Sur le plan scientifique, la comparaison franco-allemande sur le lien de ces deux Etats à l’immigration a une longue tradition en sciences sociales et humaines. En témoignent les grands débats sur les spécificités des citoyennetés allemandes et françaises, ou encore des discussions ayant trait à « l’intégration », entendue comme des modèles nationaux à comparer. Pour autant, et malgré cette tradition, des travaux comparatifs sur les politiques d’accueil et la situation des demandeurs d’asile en France et en Allemagne restent encore très rares. Les recherches sur les politiques d’accueil se concentrent souvent sur un seul pays. Il en va de même pour les recherches qui étudient l’expérience quotidienne des demandeurs d’asile et des acteurs bénévoles et professionnels qui les entourent : qu’elles insistent, à titre d’exemple, sur le quotidien des demandeurs d’asile et des réfugiés en Allemagne dans un contexte de politiques nationales restrictives ; sur la « désintégration organisée » produite par le système d’accueil allemand ; ou sur l’attente des demandeurs d’asile en France, elles n’ouvrent pas de perspectives comparatives.

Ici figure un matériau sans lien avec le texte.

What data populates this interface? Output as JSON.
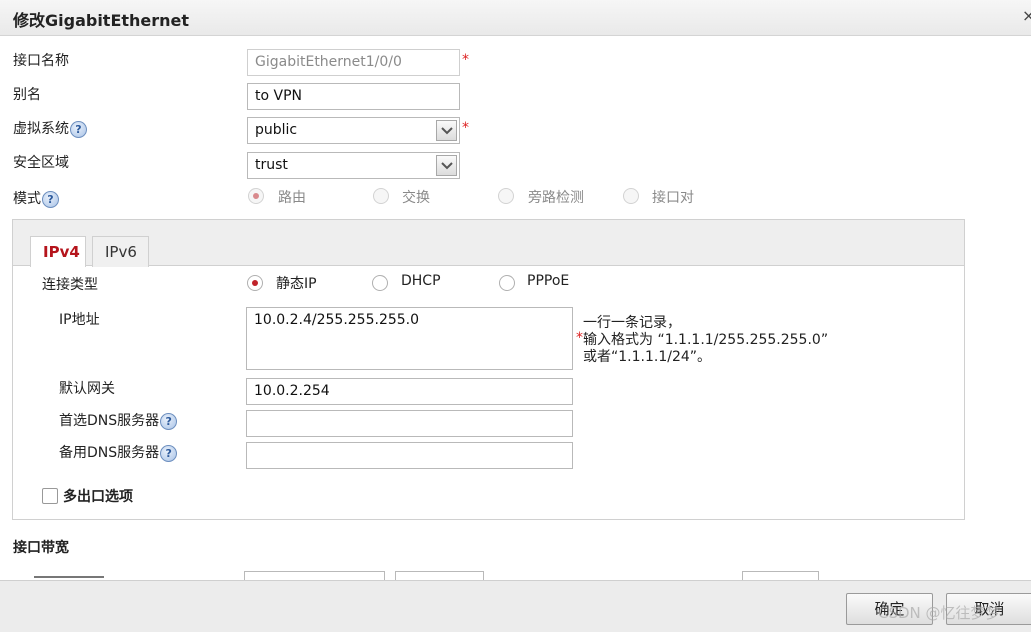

Cette quasi-absence de travaux comparatifs – la thèse de Johanna Probst (2012) sur les manières d’instruire l’asile des deux côtés de la frontière fait figure d’exception dans ce domaine – est d’autant plus surprenante que les politiques d’accueil françaises et allemandes portent jusqu’à aujourd’hui les traces d’une constitution historique assez antagoniste, qui façonne de manière évidente les expériences des différents acteurs. Le système allemand de répartition des demandeurs d’asile, très restrictif par rapport à la France, et un lien plus fort entre asile et intégration – le BAMF s’occupant des deux aspects – sont deux exemples paradigmatiques de l’influence de cette histoire dans le quotidien de ce que l’on pourrait appeler la « sphère de l’asile ».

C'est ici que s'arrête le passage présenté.